Jim Geraghty of National Review had a good piece on whether Truth and Reconciliation Commissions are a good idea for the United States. Geraghty begins by quoting from a lengthy 2018 New Republic story by Kevin Baker, who called for a post-Trump T & R Commission. Baker wrote:

I don’t mean to claim that what has gone on here since the election of Donald Trump approaches what most of those other nations that used truth and reconciliation commissions have endured. The first such effort, initiated by President Raúl Alfonsín of Argentina in 1983 — one earlier attempt, in Bolivia in 1982, was shut down before it was completed and another one, in Uganda in 1974, was overseen by Idi Amin; I’m not counting either — was created to soothe the still-raw wounds of a military dictatorship and “Dirty War” that disappeared some 30,000 people.
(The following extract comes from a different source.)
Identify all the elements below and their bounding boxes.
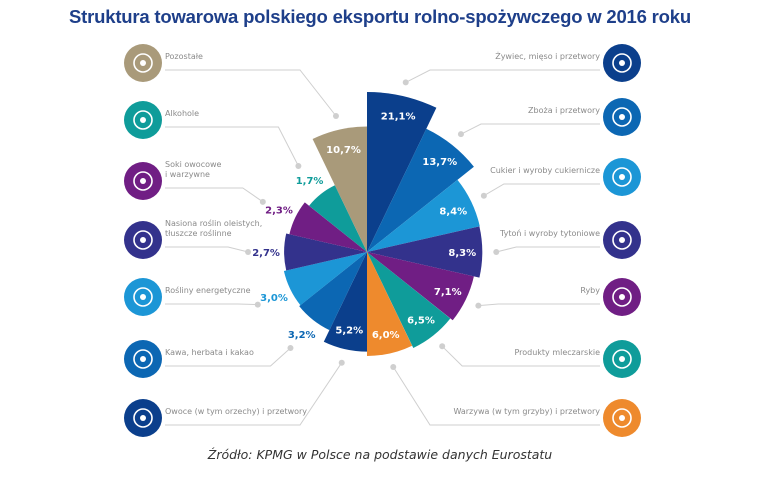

Since then, at least 42 other nations have tried similar means of getting past the past, and the crimes they have confronted have usually been even more horrific and wide-reaching: the genocides in Rwanda and East Timor; the reign of the white supremacist, apartheid regime in South Africa; Soviet-imposed communism in East Germany; the slaughters perpetrated in Haiti after the overthrow of Aristide, in the Yugoslavian civil wars, and by Mobutu, Kabila, and so many others in the Congo; the atrocities committed by U.S.-backed, enabled, and even encouraged regimes in Brazil, South Korea, Chile, El Salvador, Panama, Uruguay.

To which Geraghty replies:

If the first point you have to concede is that this is nowhere near the sort of circumstance that requires a truth and reconciliation commission, then you don’t really need a truth and reconciliation commission.